I have an Edge TiVo. I like to use it to watch TV. I like the remote. 
T-Mobile internet seems to make my TiVo Account disappear -on Edge.
I
have T-Mobile internet. (The box in this case, not a cell phone) It is fast, but unreliable most days. (Speeds of 100-300 range at night, but 0 to 10 during the peak times or when it just quits for no reason.) I also still have a slow cable internet plan I keep as a backup.)

TiVo on T-Mobile connects well. But a pop-up later comes on that says no TiVo service. So it does not pause or rewind Live TV. No new recording -scheduling- of shows can be done. But: Old scheduled recordings continue as was. 

Unplugging the Ethernet and using the old cable tv WiFi - makes it work again.

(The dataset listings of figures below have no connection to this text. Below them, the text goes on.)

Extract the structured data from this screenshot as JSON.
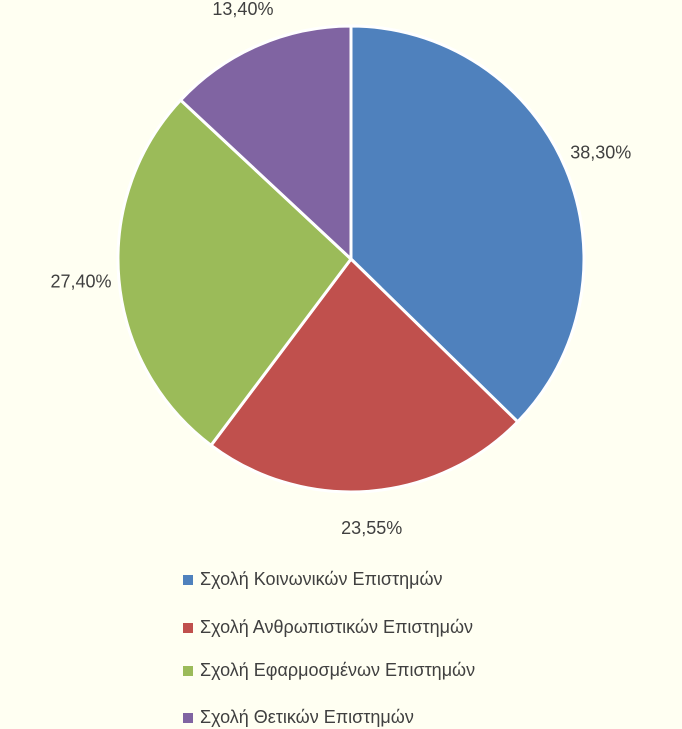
{
  "chart_data": {
    "type": "pie",
    "categories": [
      "Σχολή Κοινωνικών Επιστημών",
      "Σχολή Ανθρωπιστικών Επιστημών",
      "Σχολή Εφαρμοσμένων Επιστημών",
      "Σχολή Θετικών Επιστημών"
    ],
    "values": [
      38.3,
      23.55,
      27.4,
      13.4
    ],
    "value_labels": [
      "38,30%",
      "23,55%",
      "27,40%",
      "13,40%"
    ],
    "colors": [
      "#4f81bd",
      "#c0504d",
      "#9bbb59",
      "#8064a2"
    ],
    "legend": "bottom"
  }
}
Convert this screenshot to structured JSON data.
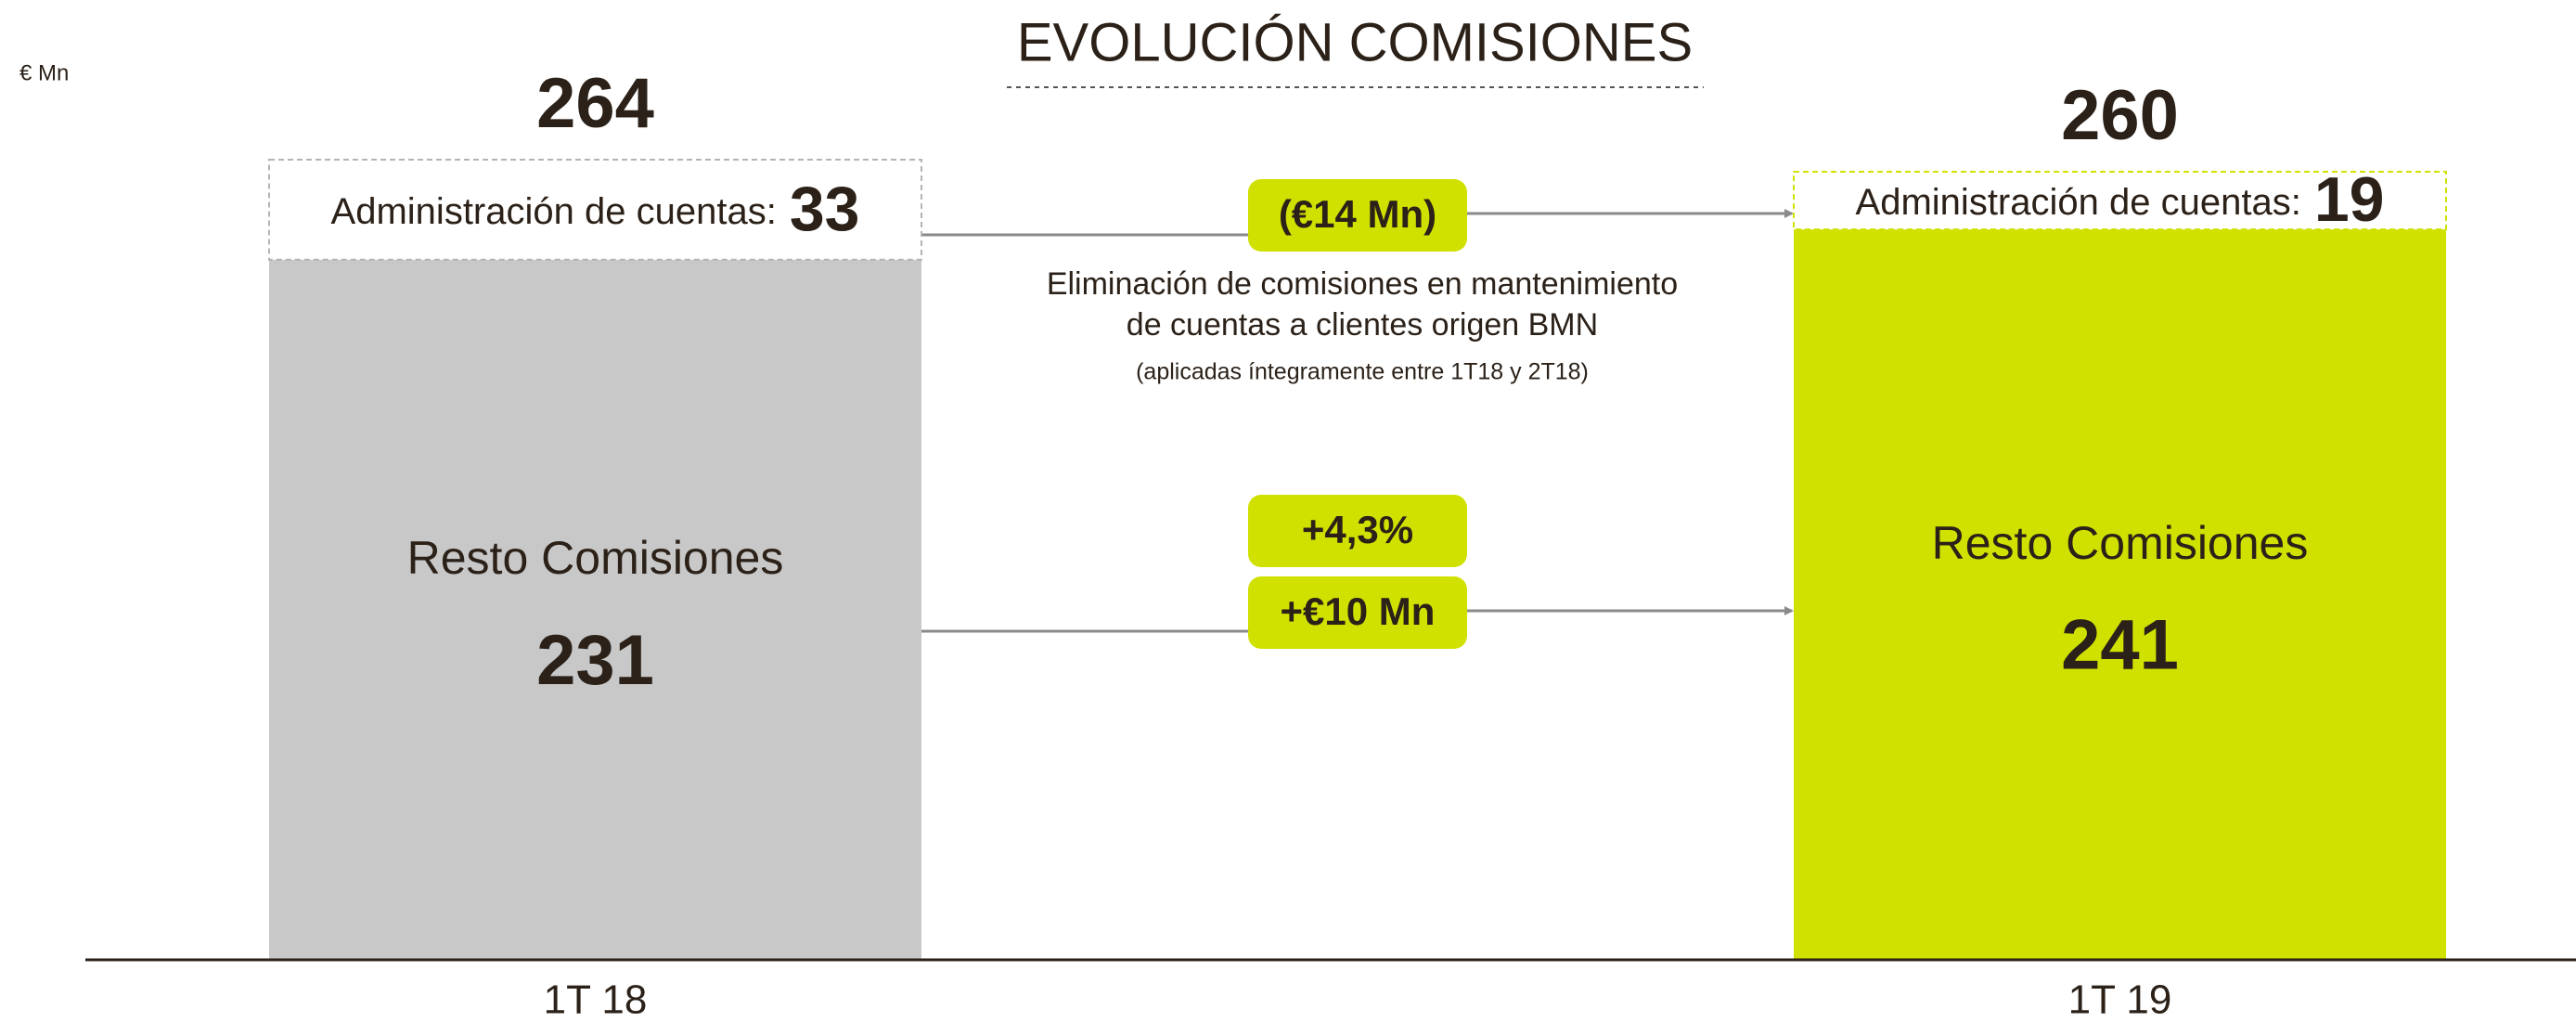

T-MOBILE doesn't have a data cap. (It's main good point.) We like streaming the apps on TiVo with the Ethernet attached to the T-Mobile also became it is speedier than local cable in the neighborhood.


----------



## Old Roamio 0 (Jul 19, 2020)

It could be the router though. But, T-Mobile doesn't always work with different apps hit and miss. On YouTube they say it might be because the gateway doesn't bridge to a router so 2 NAT issues.


----------



## JLV03 (Feb 12, 2018)

What if you setup a fail over connection on a router between your two ISPs, would that work? I know ASUS routers allow for two connections with a choice of load balance (wouldn't work in this case as the ISP speeds are different) or fail over.


----------



## Old Roamio 0 (Jul 19, 2020)

Hi. Thanks. I don’t know what a fail over connection is. 

I just thought of something - it’s a wired connection between the T-Mobile gateway box and the TiVo. I have a router on the other Lan output. (It has 2 Lan ports.)

I plugged the Ethernet wire back in, and this morning it is back working. .. For how long I don’t know.

Thank you.


----------



## JLV03 (Feb 12, 2018)

Fail over means that if one ISP fails then another takes over. In your case, you would set the T-Mobile as the primary as it is the fastest/cheapest/less restrictive data cap. When that fails, the router would automatically transfer to the backup ISP. 

Of course this is all in theory, I have no practical experience doing this. I also don't know "how" your T-Mobile ISP fails - it might not fail enough to trigger the router to transfer.


----------